Ante tal panorama, se hacen más dignas de elogio, si cabe, esas pocas películas que se proponen huir de tan vitando maniqueísmo. No estoy hablando de obras perfectamente neutrales ni de paradigmas de la imparcialidad. Simplemente se trata de películas valientes y honestas donde se da cabida a cierta autocrítica, lo que ha de celebrarse como todo un logro. Resultan estas obras auténticos mirlos blancos de nuestro cine.
En este exquisito grupo habría que incluir algunas realizaciones de Jaime Camino, entre ellas, fundamentalmente dos: Las largas vacaciones del 36 (1976) y La vieja memoria (1978). La segunda es un interesantísimo documental de montaje. Mientras que la primera supone una visión de los problemas y diferencias dentro del propio bando republicano, valiéndose de un notable abanico de personajes erigidos en metáfora de los distintos grupos que se dieron cita en la contienda.
Recordemos también La vaquilla (Luis García Berlanga, 1985). En ella, el genial director valenciano hace una aproximación a este delicado tema desde el género de la comedia. El resultado, lejos de ser una visión intrascendente, supondrá una encomiable reflexión acerca de todo lo que tiene de absurdo y aberrante la guerra.

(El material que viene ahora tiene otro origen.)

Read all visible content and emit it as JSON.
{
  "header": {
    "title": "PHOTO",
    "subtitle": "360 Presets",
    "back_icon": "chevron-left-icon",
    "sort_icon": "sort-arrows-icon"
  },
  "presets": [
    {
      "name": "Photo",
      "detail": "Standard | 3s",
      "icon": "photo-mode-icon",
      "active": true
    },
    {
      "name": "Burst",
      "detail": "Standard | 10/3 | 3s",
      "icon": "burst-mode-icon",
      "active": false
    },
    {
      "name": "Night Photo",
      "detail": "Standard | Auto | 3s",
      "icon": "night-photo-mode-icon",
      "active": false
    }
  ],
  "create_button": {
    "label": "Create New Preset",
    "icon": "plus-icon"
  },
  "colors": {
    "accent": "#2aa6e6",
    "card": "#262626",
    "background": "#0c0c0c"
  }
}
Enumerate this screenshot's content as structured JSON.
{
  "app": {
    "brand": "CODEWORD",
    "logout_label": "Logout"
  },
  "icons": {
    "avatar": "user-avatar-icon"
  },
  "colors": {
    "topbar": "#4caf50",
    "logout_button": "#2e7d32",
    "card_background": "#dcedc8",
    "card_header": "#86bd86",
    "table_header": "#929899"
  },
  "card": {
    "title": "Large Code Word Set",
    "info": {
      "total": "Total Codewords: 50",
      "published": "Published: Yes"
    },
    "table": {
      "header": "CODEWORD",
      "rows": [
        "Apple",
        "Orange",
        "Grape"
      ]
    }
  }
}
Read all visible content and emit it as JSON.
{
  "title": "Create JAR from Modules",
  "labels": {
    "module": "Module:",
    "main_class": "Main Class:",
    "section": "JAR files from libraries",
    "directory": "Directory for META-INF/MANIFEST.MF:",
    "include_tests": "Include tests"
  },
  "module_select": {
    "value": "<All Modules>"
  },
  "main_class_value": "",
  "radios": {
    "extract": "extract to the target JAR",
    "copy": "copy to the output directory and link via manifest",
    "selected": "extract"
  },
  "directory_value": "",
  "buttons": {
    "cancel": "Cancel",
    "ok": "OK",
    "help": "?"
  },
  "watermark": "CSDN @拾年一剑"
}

Podemos sacar varias conclusiones al respecto. Por ejemplo, vemos cómo la calidad estrictamente cinematográfica de un filme no garantiza el interés de su contenido. Esto se aprecia claramente en Raza y Libertarias, dos buenas películas al servicio de un mensaje unidireccional y plano, reflejo de una indisimulada estrechez de miras.
Otra conclusión que podemos extraer es la de la diferente intensidad con la que el régimen franquista, primero, y los directores de la democracia, después, atienden al tema en cuestión. Es llamativo que desde el gobierno franquista sólo se impulsasen películas sobre la guerra en los primeros años cuarenta. Y es que el Régimen, en materia de cine, optó más por la evasión que por el adoctrinamiento político. Por el contrario, hoy, cuatro décadas después de la muerte del dictador, se siguen rodando películas sobre el conflicto español. Pero con el paso de los años, lamentablemente, no se ha ganado ni en equidistancia ni en autocrítica.
No hace mucho oí al productor Enrique Cerezo decir que la película definitiva sobre la guerra civil española estaba aún por hacer. Apuntaba Cerezo que debería tratarse de un filme compuesto por varias historias, dirigida cada una de ellas por un cineasta distinto, intentando así componer una mirada lo más rica, diversa y poliédrica posible sobre el complejo asunto. Animo de forma entusiasta al productor a llevar a cabo tan digna y necesaria empresa.